I t seems that each passing week brings a new lesson for Elon Musk, founder and chief executive officer of Space Exploration Technologies Corp. (SpaceX), on just how difficult it is to launch a satellite into space. The latest lesson was his harshest yet: the failure of SpaceX’s Falcon 1 rocket in its maiden flight March 24.
Mr. Musk is taking appropriate solace in the fact that SpaceX’s experience is far from unique. Lots of rockets debut in similar fashion, and many — if not most — of those now considered among the world’s most reliable had problems in their early histories. And that doesn’t count the vast majority of planned rockets that never even make it close to a launch pad.
SpaceX’s supporters and customers, meanwhile, can take comfort in Mr. Musk’s assertion that he has not been frightened off by his first brush with spaceflight. “SpaceX is in this for the long haul, and come hell or high water, we will make this work,” Mr. Musk said in a statement posted on the company’s Web site following the failure.
But Mr. Musk is not without critics, at least some of whom took satisfaction in what happened. His detractors , who tend to work for established providers of rockets and launch services, resented taking flak from someone who had never tried to launch a rocket before.
Resentment is a predictable reaction to the arrival of a brash, unproven upstart in any industry, but especially in one as competitive and difficult as launching satellites. Mr. Musk came on the space scene claiming he was going to do what many veterans would regard as the impossible: build a rocket using his own funds that is capable of reliably launching small satellites at an almost unheard of cost of under $7 million.
Such claims were bound not to sit well with Orbital Sciences Corp., currently the dominant U.S. player in the small launcher market. When Orbital was developing its Pegasus launcher in the early 1990s, it also told customers that the price would be low. But after multiple Pegasus failures, and resulting modifications , the vehicle’s price climbed — much to the frustration of satellite builders faced with launch prices that often exceeded the cost of their satellites.
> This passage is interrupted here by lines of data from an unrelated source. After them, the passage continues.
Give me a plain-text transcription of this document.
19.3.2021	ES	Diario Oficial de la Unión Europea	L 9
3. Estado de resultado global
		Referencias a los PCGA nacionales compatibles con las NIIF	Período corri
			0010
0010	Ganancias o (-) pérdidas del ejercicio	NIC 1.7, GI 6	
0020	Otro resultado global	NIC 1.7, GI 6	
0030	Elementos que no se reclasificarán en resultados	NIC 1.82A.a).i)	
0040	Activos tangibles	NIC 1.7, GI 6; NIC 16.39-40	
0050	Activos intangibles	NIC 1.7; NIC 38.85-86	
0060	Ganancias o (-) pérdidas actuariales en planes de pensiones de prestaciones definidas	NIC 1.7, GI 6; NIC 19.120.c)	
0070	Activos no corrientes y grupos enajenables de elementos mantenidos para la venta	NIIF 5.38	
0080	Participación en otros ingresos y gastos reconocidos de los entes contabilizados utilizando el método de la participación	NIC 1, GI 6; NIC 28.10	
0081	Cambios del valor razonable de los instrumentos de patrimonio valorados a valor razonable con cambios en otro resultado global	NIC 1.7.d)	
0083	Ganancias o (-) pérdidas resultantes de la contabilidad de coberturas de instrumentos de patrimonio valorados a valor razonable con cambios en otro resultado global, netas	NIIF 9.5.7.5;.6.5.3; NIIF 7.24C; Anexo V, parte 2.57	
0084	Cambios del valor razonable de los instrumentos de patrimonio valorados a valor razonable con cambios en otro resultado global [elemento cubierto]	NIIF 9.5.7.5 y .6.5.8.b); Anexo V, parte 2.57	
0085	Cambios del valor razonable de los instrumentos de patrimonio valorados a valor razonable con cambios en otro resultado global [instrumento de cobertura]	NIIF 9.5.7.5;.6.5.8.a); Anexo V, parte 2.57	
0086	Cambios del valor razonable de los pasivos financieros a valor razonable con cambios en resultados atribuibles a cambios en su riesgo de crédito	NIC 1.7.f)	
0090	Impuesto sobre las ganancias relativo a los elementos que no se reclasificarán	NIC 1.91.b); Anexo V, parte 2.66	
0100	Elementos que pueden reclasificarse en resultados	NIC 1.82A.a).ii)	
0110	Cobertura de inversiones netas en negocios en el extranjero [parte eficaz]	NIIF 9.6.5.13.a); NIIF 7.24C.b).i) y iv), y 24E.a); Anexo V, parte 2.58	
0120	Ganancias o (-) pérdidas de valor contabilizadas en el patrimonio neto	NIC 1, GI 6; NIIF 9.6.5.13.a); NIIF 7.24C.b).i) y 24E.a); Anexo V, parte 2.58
In recent years the price of a Pegasus has pushed into the neighborhood of $30 million .
If Mr. Musk is successful, Orbital Sciences can probably say goodbye to its Pegasus business, although it now seems clear that SpaceX still has a long way to go.
Mr. Musk also has incurred the wrath of Boeing and Lockheed Martin by challenging on anti-trust grounds the proposed merger of their government launch businesses. Lockheed Martin has been openly dismissive of Mr. Musk’s contention that SpaceX is a viable competitor to the aerospace giants by virtue of larger Falcon rockets now on the drawing board.
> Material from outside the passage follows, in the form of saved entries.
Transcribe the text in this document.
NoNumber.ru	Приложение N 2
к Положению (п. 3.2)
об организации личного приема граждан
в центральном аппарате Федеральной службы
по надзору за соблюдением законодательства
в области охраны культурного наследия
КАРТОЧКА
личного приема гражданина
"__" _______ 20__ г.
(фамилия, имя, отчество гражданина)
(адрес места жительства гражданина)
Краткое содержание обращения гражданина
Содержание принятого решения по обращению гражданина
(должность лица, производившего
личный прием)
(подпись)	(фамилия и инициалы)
But few could reasonably argue that Mr. Musk and SpaceX have not already had a positive impact on the space industry, even if they now are at least another six months away from successfully demonstrating the Falcon 1. To date Mr. Musk has invested nearly $100 million of his own money in the Falcon 1 and related projects, in doing so generating jobs at SpaceX and elsewhere in the space supplier and support chain.
More importantly, if SpaceX can come anywhere near its cost targets for launches of the Falcon 1 and its planned larger cousins, Falcon 5 and Falcon 9, Mr. Musk could change the economics of the space business. This could create opportunities not only for hardware builders — including Orbital Sciences — but also for new kinds of services, both in government and the commercial sector.
At the moment, having seen numerous technical and bureaucratic delays and now a failure, Mr. Musk likely appreciates better than anyone the difficulty of what he is trying to do. The fact that he has this goal, and the determination and stomach to see it through, is something everybody in this industry, including his critics, should appreciate.